اِنَّ اللّٰهَ عِنْدَهُ عِلْمُ السَّاعَةِۚ وَيُنَزِّلُ الْغَيْثَۚ وَيَعْلَمُ مَا فِي الْاَرْحَامِۜ وَمَا تَدْر۪ي نَفْسٌ مَاذَا تَكْسِبُ غَداًۜ وَمَا تَدْر۪ي نَفْسٌ بِاَيِّ اَرْضٍ تَمُوتُۜ اِنَّ اللّٰهَ عَل۪يمٌ خَب۪يرٌ
Sıra | Kelime | Anlamı | Kökü |
---|---|---|---|
1 | إِنَّ | şüphesiz |
|
2 | اللَّهَ | Allah |
|
3 | عِنْدَهُ | O’nun yanındadır |
|
4 | عِلْمُ | bilgisi |
|
5 | السَّاعَةِ | sa’atin |
|
6 | وَيُنَزِّلُ | ve O yağdırır |
|
7 | الْغَيْثَ | yağmuru |
|
8 | وَيَعْلَمُ | ve bilir |
|
9 | مَا | olanı |
|
10 | فِي |
|
|
11 | الْأَرْحَامِ | rahimlerde |
|
12 | وَمَا | ve |
|
13 | تَدْرِي | bilmez |
|
14 | نَفْسٌ | hiç kimse |
|
15 | مَاذَا | ne |
|
16 | تَكْسِبُ | kazanacağını |
|
17 | غَدًا | yarın |
|
18 | وَمَا | ve |
|
19 | تَدْرِي | bilmez |
|
20 | نَفْسٌ | hiç kimse |
|
21 | بِأَيِّ | hangi |
|
22 | أَرْضٍ | yerde |
|
23 | تَمُوتُ | öleceğini |
|
24 | إِنَّ | şüphesiz yalnız |
|
25 | اللَّهَ | Allah |
|
26 | عَلِيمٌ | bilendir |
|
27 | خَبِيرٌ | haberi olandır |
|
Sûre, Allah’ın ilminin ve kudretinin kusursuzluğunu özetleyen ve ilâhî bilgi ile insan bilgisi arasındaki büyük farkı gösteren ifadelerle son bulmaktadır.
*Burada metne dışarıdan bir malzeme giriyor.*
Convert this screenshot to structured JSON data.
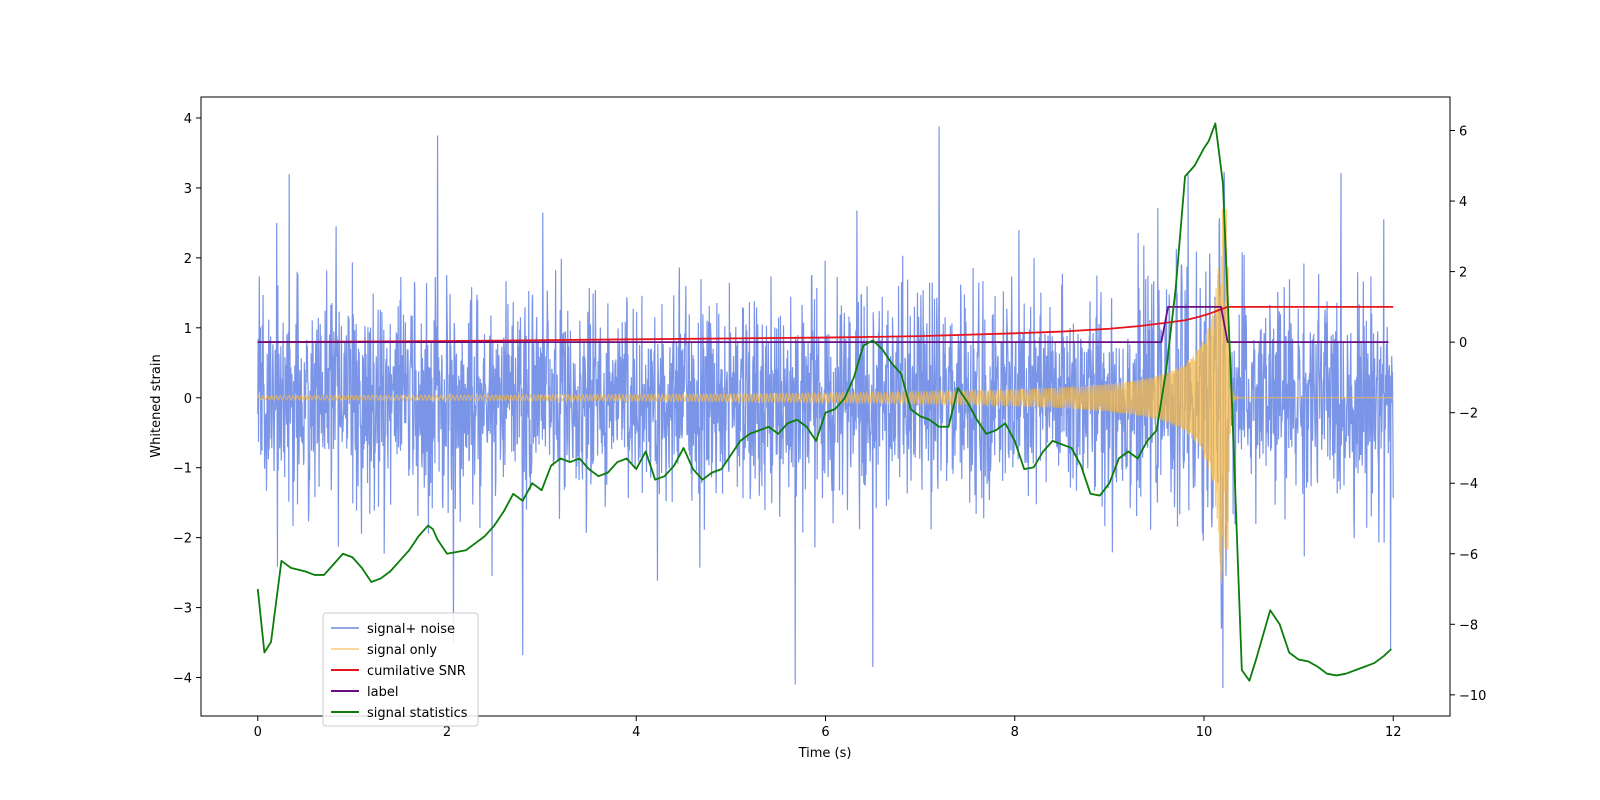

Klasik tefsirlerde bu âyete dayanılarak, kıyametin ne zaman kopacağını, yağmurun ne zaman yağacağını, rahimlerdeki bebeğin cinsiyetinin ve ten renginin ne olduğunu, insanın ileride neler elde edeceğini, gelecekte ne gibi durumlarla karşılaşacağını ve ne zaman nerede öleceğini Allah’tan başkasının bilemeyeceği ileri sürülmüş, dolayısıyla bunlara “mugayyebât-ı hams” (beş bilinmeyen) denilmiştir (meselâ bk. Taberî, XXI, 88-89; İbn Atıyye, IV, 356). Halbuki âyette kıyametin ne zaman kopacağı bilgisinin sadece Allah’a ait olduğu, kezâ hiç kimsenin yarın ne elde edeceğini ve nerede öleceğini bilemeyeceği, dolayısıyla bu bilgilerin de sadece Allah’a ait olduğu belirtilmekte; fakat yağmurun yağma zamanı ve rahimdeki bebek hakkında “Bunları da yalnız Allah bilir” gibi bir sınırlama bulunmamakta; sadece yağmuru Allah’ın yağdırdığı, dolayısıyla zamanını da bildiği; kezâ O’nun rahimlerdekini de bildiği ifade edilmektedir. Bu ifadeden kesinlikle bu iki konuda Allah’tan başkasının önceden bilgi sahibi olamayacağı anlamı çıkmaz; diğer bir ifadeyle âyette diğer üç konudaki bilginin yalnız Allah’a mahsus olduğu açıkça belirtilirken yağmurun vakti ve henüz doğmamış olan bebeğin cinsiyeti ve özellikleri hakkında, böyle bir sınırlamaya yer verilmemiştir; bu da –eski tefsircilerin iddiasının aksine– belirtilen iki konuda insanların önceden bilgi sahibi olabileceklerini gösterir. Nitekim çağımızda bilim bu noktaya gelmiştir. Ancak, kuşku yok ki bu, insanın belirtilen konularda veya benzerlerinde önceden bildiklerinin mutlaka aynıyla gerçekleşeceği anlamına gelmez; zira olmuş ve olacak tabiat olaylarını bütün yönleriyle eksiksiz bilen yüce Allah, insanların bilgilerini ve tahminlerini alt üst eden yeni durumlar yaratabilir ve böylece insanların olmasını bekledikleri olaylar gerçekleşmeyebilir.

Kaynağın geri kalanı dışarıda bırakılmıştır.